The Federal Reserve will sell term deposits in October and November and about every other month thereafter as it prepares for an eventual exit from the unprecedented expansion of the central bank’s balance sheet.

The “small-value offerings” in the Term Deposit Facility are a “matter of prudent planning and have no implications for the near-term conduct of monetary policy,” the Fed said in a statement today in Washington.

Policy makers led by Chairman Ben S. Bernanke are preparing for the day when they will have to start siphoning off more than $1 trillion in excess reserves from the banking system to contain inflation. The Fed is charting an eventual return to normal monetary policy, even as a weakening near-term outlook has raised the possibility it may expand its balance sheet.
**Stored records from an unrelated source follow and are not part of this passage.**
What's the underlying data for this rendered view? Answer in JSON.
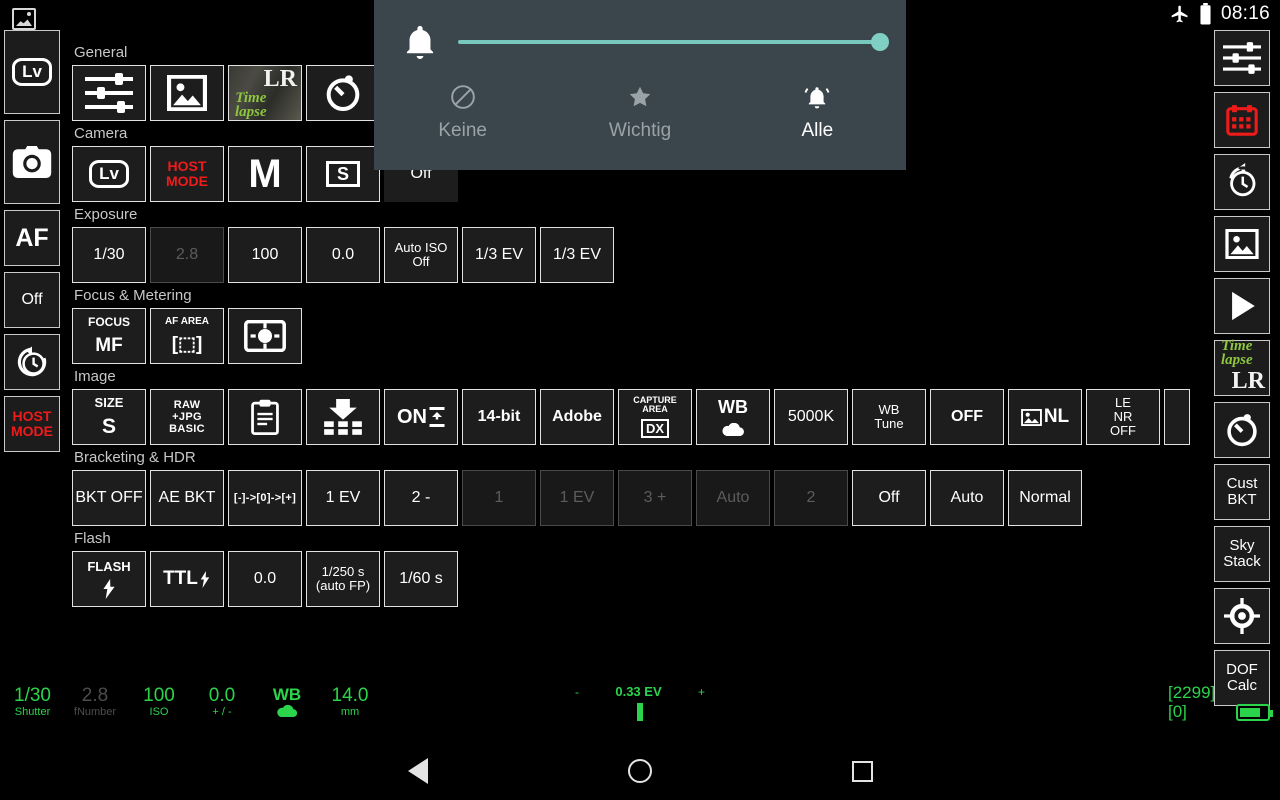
{
  "statusbar": {
    "time": "08:16",
    "airplane_icon": "airplane-icon",
    "battery_icon": "battery-icon"
  },
  "app_icon": "gallery-image-icon",
  "volume_panel": {
    "bell_icon": "notification-bell-icon",
    "slider_value_percent": 100,
    "accent_color": "#7fcfc4",
    "modes": [
      {
        "icon": "do-not-disturb-icon",
        "label": "Keine",
        "active": false
      },
      {
        "icon": "star-icon",
        "label": "Wichtig",
        "active": false
      },
      {
        "icon": "bell-ringing-icon",
        "label": "Alle",
        "active": true
      }
    ]
  },
  "left_rail": [
    {
      "name": "live-view",
      "label": "Lv",
      "icon": "lv-icon",
      "tall": true
    },
    {
      "name": "camera",
      "label": "",
      "icon": "camera-icon",
      "tall": true
    },
    {
      "name": "autofocus",
      "label": "AF",
      "icon": "",
      "tall": false
    },
    {
      "name": "off",
      "label": "Off",
      "icon": "",
      "tall": false
    },
    {
      "name": "intervalometer",
      "label": "",
      "icon": "time-rotate-icon",
      "tall": false
    },
    {
      "name": "host-mode",
      "label": "HOST MODE",
      "icon": "",
      "tall": false,
      "color": "#ef1b1b"
    }
  ],
  "right_rail": [
    {
      "name": "settings-sliders",
      "label": "",
      "icon": "sliders-icon"
    },
    {
      "name": "calendar-schedule",
      "label": "",
      "icon": "calendar-icon",
      "color": "#ef1b1b"
    },
    {
      "name": "time-rotate",
      "label": "",
      "icon": "time-rotate-icon"
    },
    {
      "name": "gallery",
      "label": "",
      "icon": "image-icon"
    },
    {
      "name": "play",
      "label": "",
      "icon": "play-icon"
    },
    {
      "name": "lr-timelapse",
      "label": "LR Time lapse",
      "icon": "lrtimelapse-thumb"
    },
    {
      "name": "timer",
      "label": "",
      "icon": "timer-icon"
    },
    {
      "name": "cust-bkt",
      "label": "Cust\nBKT",
      "icon": ""
    },
    {
      "name": "sky-stack",
      "label": "Sky\nStack",
      "icon": ""
    },
    {
      "name": "focus-target",
      "label": "",
      "icon": "crosshair-icon"
    },
    {
      "name": "dof-calc",
      "label": "DOF\nCalc",
      "icon": ""
    }
  ],
  "groups": [
    {
      "title": "General",
      "tiles": [
        {
          "name": "general-settings",
          "label": "",
          "icon": "sliders-icon"
        },
        {
          "name": "general-gallery",
          "label": "",
          "icon": "image-icon"
        },
        {
          "name": "general-lrtimelapse",
          "label": "",
          "icon": "lrtimelapse-thumb"
        },
        {
          "name": "general-timer",
          "label": "",
          "icon": "timer-icon"
        }
      ]
    },
    {
      "title": "Camera",
      "tiles": [
        {
          "name": "camera-liveview",
          "label": "Lv",
          "icon": "lv-icon"
        },
        {
          "name": "camera-host-mode",
          "label": "HOST MODE",
          "style": "host"
        },
        {
          "name": "camera-mode-m",
          "label": "M",
          "style": "big"
        },
        {
          "name": "camera-release-s",
          "label": "S",
          "icon": "boxed-s-icon"
        },
        {
          "name": "camera-off",
          "label": "Off",
          "style": "noborder"
        }
      ]
    },
    {
      "title": "Exposure",
      "tiles": [
        {
          "name": "exposure-shutter",
          "label": "1/30"
        },
        {
          "name": "exposure-aperture",
          "label": "2.8",
          "dim": true
        },
        {
          "name": "exposure-iso",
          "label": "100"
        },
        {
          "name": "exposure-compensation",
          "label": "0.0"
        },
        {
          "name": "exposure-auto-iso",
          "label": "Auto ISO\nOff",
          "style": "small"
        },
        {
          "name": "exposure-step-1",
          "label": "1/3 EV"
        },
        {
          "name": "exposure-step-2",
          "label": "1/3 EV"
        }
      ]
    },
    {
      "title": "Focus & Metering",
      "tiles": [
        {
          "name": "focus-mode",
          "label": "FOCUS\nMF",
          "style": "stack"
        },
        {
          "name": "af-area-mode",
          "label": "AF AREA\n[ ]",
          "style": "stack"
        },
        {
          "name": "metering-mode",
          "label": "",
          "icon": "metering-icon"
        }
      ]
    },
    {
      "title": "Image",
      "tiles": [
        {
          "name": "image-size",
          "label": "SIZE\nS",
          "style": "stack"
        },
        {
          "name": "image-quality",
          "label": "RAW\n+JPG\nBASIC",
          "style": "xsmall"
        },
        {
          "name": "image-clipboard",
          "label": "",
          "icon": "clipboard-icon"
        },
        {
          "name": "image-download-grid",
          "label": "",
          "icon": "download-grid-icon"
        },
        {
          "name": "image-on-save",
          "label": "ON",
          "icon": "on-save-icon"
        },
        {
          "name": "image-bit-depth",
          "label": "14-bit",
          "style": "bold"
        },
        {
          "name": "image-color-space",
          "label": "Adobe",
          "style": "bold"
        },
        {
          "name": "image-capture-area",
          "label": "CAPTURE AREA\nDX",
          "style": "capture"
        },
        {
          "name": "image-white-balance",
          "label": "WB",
          "icon": "cloud-icon"
        },
        {
          "name": "image-kelvin",
          "label": "5000K"
        },
        {
          "name": "image-wb-tune",
          "label": "WB\nTune",
          "style": "small"
        },
        {
          "name": "image-active-dlighting",
          "label": "OFF",
          "style": "bold"
        },
        {
          "name": "image-picture-control",
          "label": "NL",
          "icon": "picture-control-icon"
        },
        {
          "name": "image-long-exposure-nr",
          "label": "LE\nNR\nOFF",
          "style": "small"
        },
        {
          "name": "image-more",
          "label": "",
          "style": "cut"
        }
      ]
    },
    {
      "title": "Bracketing & HDR",
      "tiles": [
        {
          "name": "bracketing-state",
          "label": "BKT OFF"
        },
        {
          "name": "bracketing-type",
          "label": "AE BKT"
        },
        {
          "name": "bracketing-order",
          "label": "[-]->[0]->[+]",
          "style": "xsmall"
        },
        {
          "name": "bracketing-step",
          "label": "1 EV"
        },
        {
          "name": "bracketing-count",
          "label": "2 -"
        },
        {
          "name": "bracketing-extra-1",
          "label": "1",
          "dim": true
        },
        {
          "name": "bracketing-extra-2",
          "label": "1 EV",
          "dim": true
        },
        {
          "name": "bracketing-extra-3",
          "label": "3 +",
          "dim": true
        },
        {
          "name": "bracketing-extra-4",
          "label": "Auto",
          "dim": true
        },
        {
          "name": "bracketing-extra-5",
          "label": "2",
          "dim": true
        },
        {
          "name": "hdr-mode",
          "label": "Off"
        },
        {
          "name": "hdr-strength",
          "label": "Auto"
        },
        {
          "name": "hdr-smoothing",
          "label": "Normal"
        }
      ]
    },
    {
      "title": "Flash",
      "tiles": [
        {
          "name": "flash-toggle",
          "label": "FLASH",
          "icon": "flash-bolt-icon"
        },
        {
          "name": "flash-mode",
          "label": "TTL",
          "icon": "flash-ttl-icon"
        },
        {
          "name": "flash-compensation",
          "label": "0.0"
        },
        {
          "name": "flash-sync-speed",
          "label": "1/250 s\n(auto FP)",
          "style": "small"
        },
        {
          "name": "flash-slowest-speed",
          "label": "1/60 s"
        }
      ]
    }
  ],
  "bottom_status": [
    {
      "name": "shutter",
      "value": "1/30",
      "key": "Shutter",
      "dim": false
    },
    {
      "name": "fnumber",
      "value": "2.8",
      "key": "fNumber",
      "dim": true
    },
    {
      "name": "iso",
      "value": "100",
      "key": "ISO",
      "dim": false
    },
    {
      "name": "exposure-comp",
      "value": "0.0",
      "key": "+ / -",
      "dim": false
    },
    {
      "name": "white-balance",
      "value": "WB",
      "key": "cloud-icon",
      "dim": false
    },
    {
      "name": "focal-length",
      "value": "14.0",
      "key": "mm",
      "dim": false
    }
  ],
  "ev_meter": {
    "minus": "-",
    "value": "0.33 EV",
    "plus": "+"
  },
  "frame_counts": {
    "remaining": "[2299]",
    "taken": "[0]"
  },
  "navbar": {
    "back": "back-icon",
    "home": "home-icon",
    "recent": "recent-apps-icon"
  }
}
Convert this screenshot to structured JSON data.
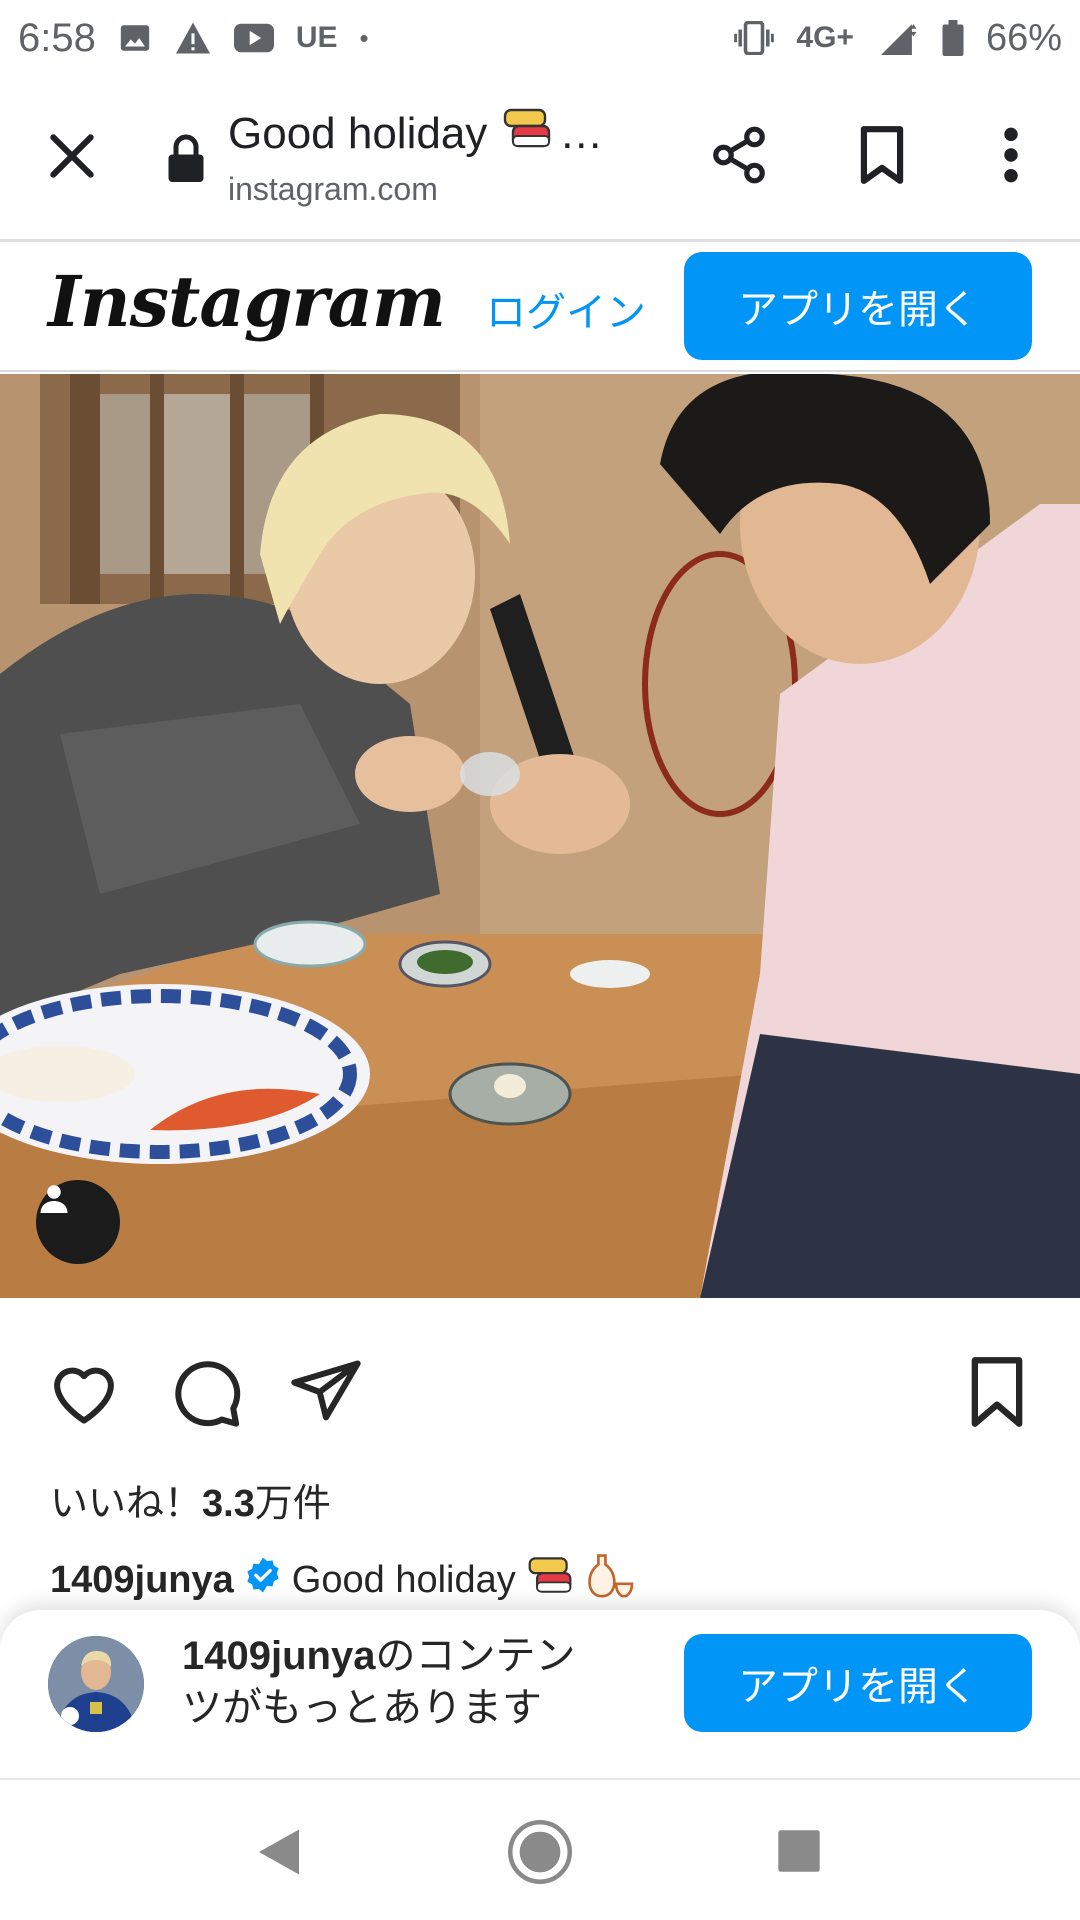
{
  "status_bar": {
    "time": "6:58",
    "carrier_label": "UE",
    "dot": "•",
    "network": "4G+",
    "battery": "66%",
    "icons": [
      "image-icon",
      "warning-icon",
      "youtube-icon",
      "vibrate-icon",
      "signal-icon",
      "battery-icon"
    ]
  },
  "toolbar": {
    "title": "Good holiday",
    "title_ellipsis": "…",
    "url": "instagram.com",
    "icons": [
      "close-icon",
      "lock-icon",
      "share-icon",
      "bookmark-icon",
      "more-vert-icon"
    ]
  },
  "header": {
    "logo": "Instagram",
    "login_label": "ログイン",
    "open_app_label": "アプリを開く"
  },
  "post": {
    "likes_prefix": "いいね！",
    "likes_count": "3.3",
    "likes_suffix": "万件",
    "username": "1409junya",
    "caption": "Good holiday"
  },
  "sheet": {
    "username": "1409junya",
    "text": "のコンテンツがもっとあります",
    "open_app_label": "アプリを開く"
  },
  "colors": {
    "accent": "#0095f6",
    "text": "#262626",
    "status": "#5f6368"
  }
}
“It’s clearly procedural, to make sure they have all their ducks in a row,” said Thomas Simons, a money market economist at Jeffries Group Inc. in New York, one of the primary dealers that trade directly with the central bank. “As far as policy is concerned, this has no weight whatsoever.”

The Fed will auction $5 billion in 28-day deposits on Oct. 4 and Nov. 29, according to the statement, larger than the $2 billion tests conducted this year. The increased size is “intended to encourage broad participation by depository institutions at the upcoming auctions,” the Fed said. The schedule and terms for auctions in 2011 will be announced later, the statement said.

‘Negative Signal’

“There is some value to keeping it in the backs of people’s minds that someday something is going to happen” toward an exit from stimulus, Simons said. “They told us a number of months ago they were going to do ongoing offerings, it would be bad if they didn’t do it anymore. That would be a very negative signal.”

The purpose of the auctions is to “ensure the operational readiness of the TDF and to provide eligible institutions with an opportunity to gain familiarity with term deposit procedures,” the Fed said.

The Term Deposit Facility and reverse repurchase agreements are among the programs the Fed has said they will deploy to raise their target interest rate for overnight lending among banks when the time comes. At the Fed’s Aug. 10 meeting, policy makers pledged to keep interest rates “exceptionally low” for an “extended period.”

Three Tests

The Fed has held three tests of the Term Deposit Facility since June, saying these tests also had no implications for the near-term conduct of monetary policy.

In exchange for leaving their money in the Term Deposit Facility, banks receive a premium on their funds. In the first two auctions, winning banks received interest of 0.27 percent, or 2 additional basis points of interest. In the third auction, for longer deposits, banks received 0.31 percent, or 6 additional basis points of interest. A basis point is 0.01 percentage point. Banks receive 0.25 percent interest on reserves.

The Fed has also tested the reverse repurchase agreements it intends to use as part of its so-called exit strategy from its unprecedented expansionary monetary policy. In a reverse repo, the Fed lends securities for a set period. At maturity, the securities are returned to the Fed, and the cash to the primary dealers. The Fed conducted five trials of this system in December.

“The use of reverse repos and the deposit facility would together allow the Federal Reserve to drain hundreds of billions of dollars of reserves from the banking system quite quickly, should it choose to do so,” Bernanke told Congress in March.

At its last meeting, the Fed backed away from one component of its exit strategy: allowing mortgage-backed securities to roll off the central bank’s balance sheet without being replaced. The Fed instead established a $2.05 trillion floor for its holdings of securities and said it would purchase Treasury securities to replace maturing housing debt.